TAORMINA – Nella serata del 23 gennaio, i carabinieri dell’Aliquota Radiomobile della compagnia di Taormina hanno arrestato in flagranza di reato 3 uomini, L.R. di Castiglione di Sicilia (CT) e F.G. di Piedimonte Etneo (CT) entrambi 24enni e un romeno, G.A. 32enne, residente a Giardini Naxos che si sarebbero resi responsabili, a vario titolo, dei reati di porto abusivo di arma comune da sparo, ricettazione, resistenza a pubblico ufficiale e danneggiamento.
Nella tarda serata di giovedì, durante i servizi di controllo nel territorio, al confine tra Letojanni e Taormina, i carabinieri hanno notato tre autovetture in sosta sulla Strada Statale 114 con direzione di marcia Messina/Catania e un uomo di corporatura robusta, fuori dal veicolo, appoggiato a una delle tre vetture in sosta intento a conversare con gli occupanti. Alla vista dei militari l’uomo è immediatamente salito su una delle altre vetture in sosta che è partita rapidamente in direzione Catania seguita dall’auto con i cui passeggeri l’uomo stava dialogando. I carabinieri hanno intimato l’alt ai due veicoli, azionando i dispositivi lampeggianti e le sirene al fine di fermare le autovetture per un controllo di polizia, ma i due autisti invece di fermarsi hanno aumentato la velocità continuando la fuga. In particolare dopo un breve tratto una delle auto ha rallentato per permettere all’altra di sorpassare e darsi alla fuga. I militari hanno continuato l’inseguimento di questo veicolo, sorpassando l’auto che aveva rallentato d in questo frangente hanno riconosciuto nel 32enne G.A., già conosciuto dai carabinieri, l’uomo notato in precedenza e hanno allertato le altre pattuglie per rintracciarlo proseguendo l’inseguimento.

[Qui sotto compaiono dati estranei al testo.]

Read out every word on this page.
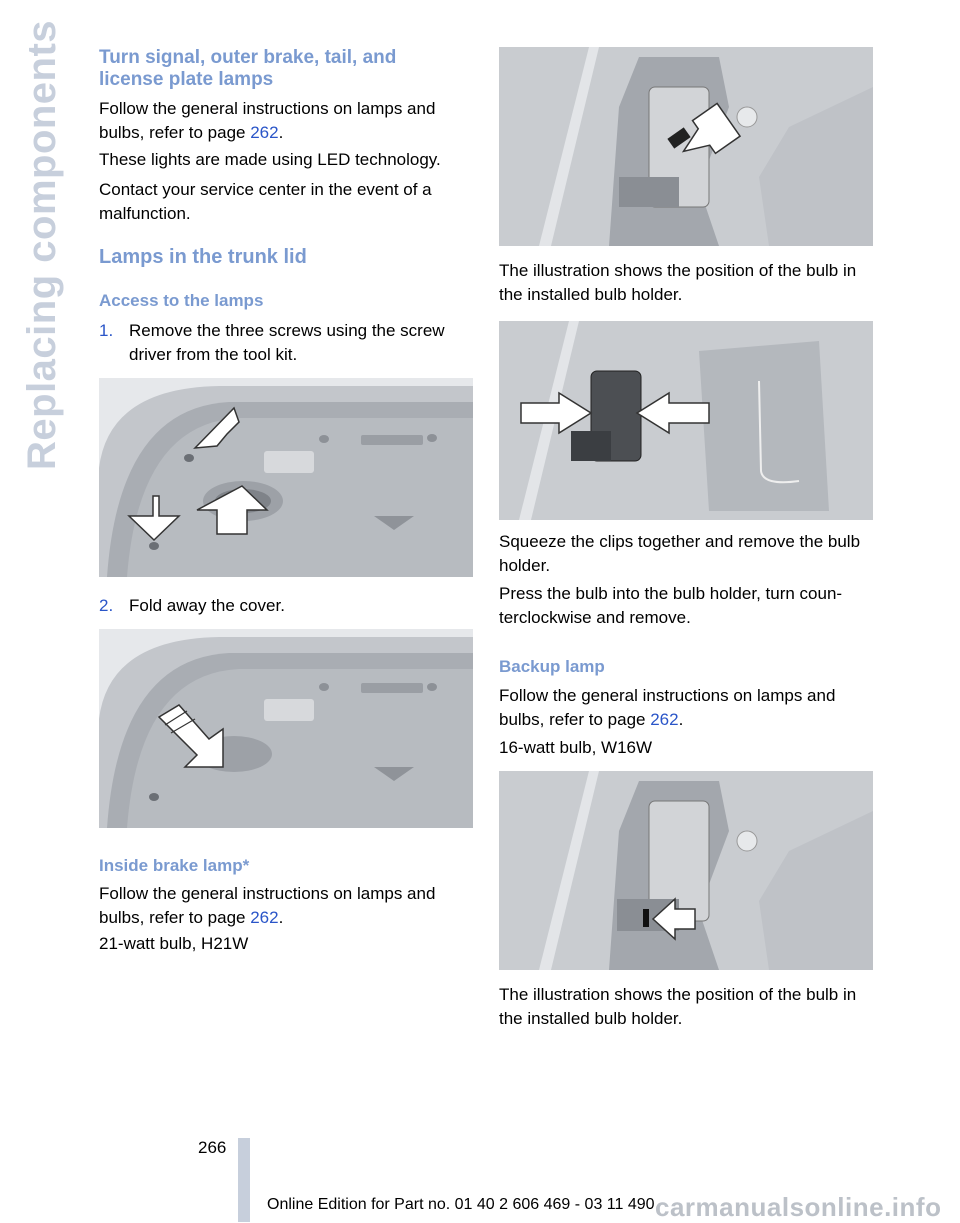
Replacing components Turn signal, outer brake, tail, and
license plate lamps
Follow the general instructions on lamps and
bulbs, refer to page 262.
These lights are made using LED technology.
Contact your service center in the event of a
malfunction.
Lamps in the trunk lid
Access to the lamps
1. Remove the three screws using the screw
driver from the tool kit.
2. Fold away the cover.
Inside brake lamp*
Follow the general instructions on lamps and
bulbs, refer to page 262.
21-watt bulb, H21W
The illustration shows the position of the bulb in
the installed bulb holder.
Squeeze the clips together and remove the bulb
holder.
Press the bulb into the bulb holder, turn coun‐
terclockwise and remove.
Backup lamp
Follow the general instructions on lamps and
bulbs, refer to page 262.
16-watt bulb, W16W
The illustration shows the position of the bulb in
the installed bulb holder.
266
Online Edition for Part no. 01 40 2 606 469 - 03 11 490 carmanualsonline.info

All’altezza del bivio Taormina-Spisone, i militari hanno visto il passeggero dell’auto in fuga disfarsi di un involucro di colore bianco lanciandolo dal finestrino in un canneto e il veicolo ha proseguito imboccando l’autostrada in direzione Catania. Con il coordinamento della Centrale Operativa della Compagnia carabinieri di Taormina che ha fatto convergere sull’itinerario di fuga le pattuglie delle forze dell’ordine presenti sul territorio, la vettura è stata fermata poco prima del casello autostradale di Giarre. I carabinieri hanno bloccato i due occupanti del veicolo i quali, nel tentativo di guadagnarsi la fuga, hanno ingaggiato una breve colluttazione con i militari al termine della quale L.R. e F.G. sono stati arrestati.
Dopo avere arrestato i due fuggitivi i carabinieri, hanno recuperato l’involucro poco prima abbandonato dai fuggitivi accertando che conteneva un revolver calibro 38 special, risultato rubato, 23 proiettili dello stesso calibro della pistola rinvenuta e ulteriori 45 proiettili di vario calibro.
Inoltre, i militari della Stazione carabinieri di Giardini Naxos hanno rintracciato il romeno poco prima identificato dai colleghi e ha seguito degli accertamenti svolti hanno ricostruito che era stato lui a cedere l’arma e i proiettili ai due giovanissimi catanesi. Pertanto anche G.A. è stato arrestato.
Gli arrestati al termine delle formalità di rito L.R. ed F.G. sono stati condotti nel carcere di Catania “Piazza Lanza” in attesa di comparire avanti al giudice del Tribunale di Catania. G.A. è stato sottoposto al regime degli arresti domiciliari e quest’oggi il suo arresto è stato convalidato e all’uomo è stata applicata la misura cautelare degli arresti domiciliari.